A former compliance officer with the National Labor Relations Board pleaded guilty Monday to federal charges of stealing more than $400,000 from the agency.
Hector Martinez, 53, of Pico Rivera, California, appeared in federal court in the District of Columbia on charges of wire fraud and aggravated identity theft.
Under federal sentencing guidelines, he faces a likely range of 33 to 41 months in prison for wire fraud and an additional mandatory two-year prison term for aggravated identity theft.
He agreed as part of his plea to pay about $434,000 in restitution to the NLRB.
Sentencing is set for November 6.
The National Labor Relations Board or NLRB is an independent federal agency. Among other things, it acts to prevent and remedy unfair labor practices committed by private sector employers and unions.
Martinez served as a compliance officer at the NLRB’s Region 21 office in downtown Los Angeles — a position of “public trust,” according to the DOJ.
He had access to a confidential law enforcement database.
He stole from the NLRB from December 2010 through October 2015, when he was placed on administrative leave. He was later fired.
His responsibilities included disbursing back pay to victims of discrimination (called “discriminatees” by the NLRB) in the Los Angeles area.
Martinez created fictitious discriminatees in real cases in which back pay was owed. He invented names for the discriminatees and paired the fabricated names with real Social Security numbers for other people. Then he created fictitious amounts of back pay and diverted this money to his own personal bank accounts.
Martinez stole the money due to legitimate discriminatees, who received nothing, or he skimmed money from legitimate discriminatees, reducing the amount paid to them.
He diverted back pay that nine employers paid to the NLRB and that should have gone to victims.
The NLRB has since “engaged in remedial efforts,” the DOJ said Monday.
The one-count criminal information in USA v. Hector “Sonny” Martinez is here (pdf).
Richard L. Cassin is the publisher and editor of the FCPA Blog.
Just a note of caution. When we hear the words “compliance officer” we tend to think of this the way it is used in the private sector. In that context, a “compliance officer” who does something wrong is an eye-catching, “man bites dog” story. A compliance officer in this context is someone who helps ensure an organization and its people follow the law and act ethically. In government, however, the term is sometimes more tied to an agency’s policing and enforcement activities, and is not an internal compliance & ethics function.
So while there can certainly be real compliance & ethics officers who do wrong, based on the limited description available about this case it does not appear the perpetrator was what we would usually consider to be a “compliance officer.”

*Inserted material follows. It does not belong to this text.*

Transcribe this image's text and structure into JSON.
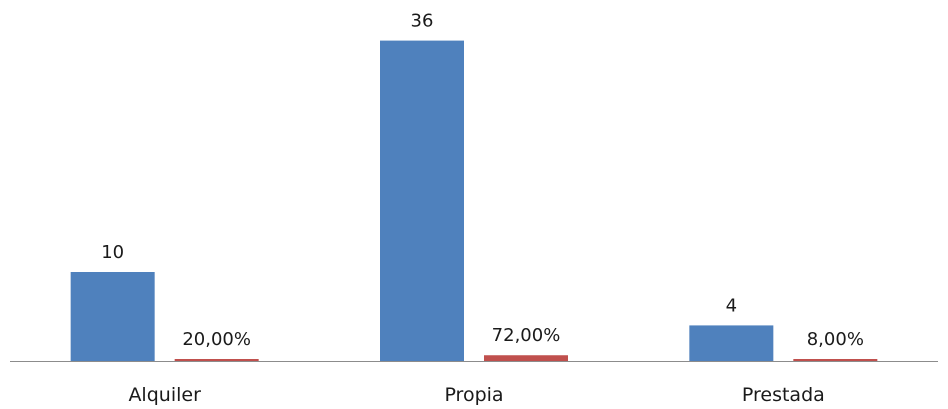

What surprises me most, if you can believe it, was the lack of controls, namely Segregation of Duties by the NLRB. Why would a Compliance Officer be given responsibility for disbursing back pay to victims of discrimination? Compliance Officers should not have or accept operational duties and must not be able to perform any ERP related transactions, save those reserved for most managers such as completing an expense reimbursement request, or requisitioning (ONLY) of supplies, services, and hiring, based on hierarchy of approval limits. Compliance and Internal Audit should Not have any operational or financial duties, as it's their job to provide assurance of effectiveness and integrity in these activities.